Un café maison

KEIGO HIGASHINO

Un café maison

roman traduit du japonais par Sophie Refle

ACTES SUD

DU MÊME AUTEUR

LA MAISON OÙ JE SUIS MORT AUTREFOIS, Actes Sud, 2010 ; Babel noir n° 50.

LE DÉVOUEMENT DU SUSPECT X, Actes Sud, 2011.

Titre original :

Seijo no Kyûsai

Éditeur original :

Bungeishunju Ltd., Tokyo

© Keigo Higashino, 2008

publié avec l’accord de Bungeishunju Ltd.

représenté par le Japan Foreign-Rights Centre/Aitken Alexander Associates

© ACTES SUD, 2012

pour la traduction française

ISBN 978-2-330-00613-6

1

Ayané regardait les jardinières du balcon depuis l’intérieur de la maison. « Les pensées commencent à fleurir. Elles manquent d’eau mais cela n’altère en rien l’éclat de leurs couleurs. Ce ne sont pas des fleurs voyantes, mais elles ont une vigueur extraordinaire. Il ne faut pas non plus que j’oublie d’arroser les autres plantes », se dit-elle.

— Tu m’écoutes, oui ou non ? demanda une voix derrière elle.

Elle se retourna et sourit.

— Bien sûr que oui. Comment peux-tu en douter ?

— Mais tu ne réagis pas, répliqua Yoshitaka qui était assis sur le canapé, ses longues jambes croisées devant lui.

Elle savait que, quand il faisait de l’exercice dans sa salle de sport, il prenait garde à ne pas trop faire travailler ses jambes et ses hanches, de peur de ne plus pouvoir mettre de pantalons étroits.

— Je suis un peu distraite, voilà tout.

— Distraite ? Cela ne te ressemble guère, remarqua-t-il en relevant un de ses sourcils soignés.

— C’est que je suis tellement surprise !

— Vraiment ? Tu ne peux pas prétendre que tu ignorais mon plan de développement personnel !

— Non, et je n’ai pas dit ça non plus.

— Tu as quelque chose à ajouter ? demanda-t-il, en inclinant légèrement la tête de côté.

Yoshitaka semblait tout à fait détendu, comme s’il voulait lui signifier le peu d’importance qu’avait pour lui cette conversation. Ayané ne savait pas s’il jouait la comédie.

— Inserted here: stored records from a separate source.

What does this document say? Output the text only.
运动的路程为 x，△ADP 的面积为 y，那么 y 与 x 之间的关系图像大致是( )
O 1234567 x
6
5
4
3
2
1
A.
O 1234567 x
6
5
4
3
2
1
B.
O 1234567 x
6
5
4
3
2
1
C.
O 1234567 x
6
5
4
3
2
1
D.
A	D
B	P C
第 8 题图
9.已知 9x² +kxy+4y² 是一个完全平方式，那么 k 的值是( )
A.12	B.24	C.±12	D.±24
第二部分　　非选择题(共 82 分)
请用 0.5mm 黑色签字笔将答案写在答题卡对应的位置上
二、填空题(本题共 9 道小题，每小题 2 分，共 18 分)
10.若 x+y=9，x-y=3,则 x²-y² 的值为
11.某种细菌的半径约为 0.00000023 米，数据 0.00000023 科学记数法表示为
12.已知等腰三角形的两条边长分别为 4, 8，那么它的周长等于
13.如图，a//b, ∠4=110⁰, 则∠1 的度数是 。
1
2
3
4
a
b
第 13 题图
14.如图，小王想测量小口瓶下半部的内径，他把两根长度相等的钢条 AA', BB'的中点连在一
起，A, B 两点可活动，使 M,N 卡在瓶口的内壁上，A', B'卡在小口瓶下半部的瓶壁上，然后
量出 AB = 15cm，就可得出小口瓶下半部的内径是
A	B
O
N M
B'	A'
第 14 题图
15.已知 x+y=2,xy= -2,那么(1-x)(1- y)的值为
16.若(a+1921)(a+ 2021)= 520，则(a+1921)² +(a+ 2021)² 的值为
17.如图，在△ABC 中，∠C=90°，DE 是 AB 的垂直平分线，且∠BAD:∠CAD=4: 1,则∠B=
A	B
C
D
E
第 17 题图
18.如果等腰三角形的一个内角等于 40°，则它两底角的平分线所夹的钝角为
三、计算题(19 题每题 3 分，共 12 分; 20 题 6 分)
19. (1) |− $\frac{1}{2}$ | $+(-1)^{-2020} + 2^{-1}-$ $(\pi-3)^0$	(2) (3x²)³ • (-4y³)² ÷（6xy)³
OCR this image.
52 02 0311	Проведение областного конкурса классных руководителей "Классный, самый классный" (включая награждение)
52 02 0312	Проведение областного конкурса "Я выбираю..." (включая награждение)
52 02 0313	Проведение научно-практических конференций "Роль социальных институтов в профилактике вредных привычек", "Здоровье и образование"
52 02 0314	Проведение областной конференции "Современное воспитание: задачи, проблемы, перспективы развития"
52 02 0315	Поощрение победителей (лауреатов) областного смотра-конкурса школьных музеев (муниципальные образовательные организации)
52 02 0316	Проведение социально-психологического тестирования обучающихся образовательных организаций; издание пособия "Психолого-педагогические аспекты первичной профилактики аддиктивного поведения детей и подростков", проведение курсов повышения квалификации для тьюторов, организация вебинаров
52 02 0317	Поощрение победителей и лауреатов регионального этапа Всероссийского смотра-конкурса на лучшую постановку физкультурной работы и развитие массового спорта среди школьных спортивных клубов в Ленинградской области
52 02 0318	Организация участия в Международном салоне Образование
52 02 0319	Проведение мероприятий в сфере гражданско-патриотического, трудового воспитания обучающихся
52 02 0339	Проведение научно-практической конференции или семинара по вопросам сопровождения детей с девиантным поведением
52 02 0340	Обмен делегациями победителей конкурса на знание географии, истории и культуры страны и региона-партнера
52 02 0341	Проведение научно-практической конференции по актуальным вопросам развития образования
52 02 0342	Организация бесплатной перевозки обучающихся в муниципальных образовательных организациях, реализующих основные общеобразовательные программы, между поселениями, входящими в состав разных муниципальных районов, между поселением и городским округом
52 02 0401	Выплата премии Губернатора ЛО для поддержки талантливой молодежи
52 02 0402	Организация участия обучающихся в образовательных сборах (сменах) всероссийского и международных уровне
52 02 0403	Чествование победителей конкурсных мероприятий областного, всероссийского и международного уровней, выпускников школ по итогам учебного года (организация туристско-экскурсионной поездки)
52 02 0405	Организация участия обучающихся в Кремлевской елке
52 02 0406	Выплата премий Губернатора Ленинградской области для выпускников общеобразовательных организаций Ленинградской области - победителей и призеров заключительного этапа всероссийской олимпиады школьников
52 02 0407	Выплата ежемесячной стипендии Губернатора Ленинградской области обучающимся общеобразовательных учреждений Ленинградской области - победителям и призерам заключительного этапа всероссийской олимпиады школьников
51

Elle soupira et regarda son visage aux traits réguliers.

— C’est si important pour toi ?

— De quoi parles-tu ?

— Eh bien… avoir un enfant.

Il eut un sourire incrédule, détourna les yeux avant de les diriger à nouveau vers elle.

— Tu m’as vraiment écouté ?

— Oui, et c’est pour ça que je te pose cette question.

Il remarqua l’éclat sombre du regard d’Ayané et son sourire disparut. Il acquiesça posément.

— Oui, c’est important. Je ne peux imaginer ma vie sans. Un mariage sans enfants n’a aucun sens pour moi. L’amour dans un couple s’amenuise nécessairement avec le temps. Si deux personnes continuent à vivre ensemble, c’est pour fonder une famille. Le mariage transforme ceux qu’il unit en époux. Les époux deviennent des parents en ayant des enfants ensemble. Ce n’est qu’à partir de ce moment-là qu’ils sont liés pour la vie. Tu n’es pas d’accord ?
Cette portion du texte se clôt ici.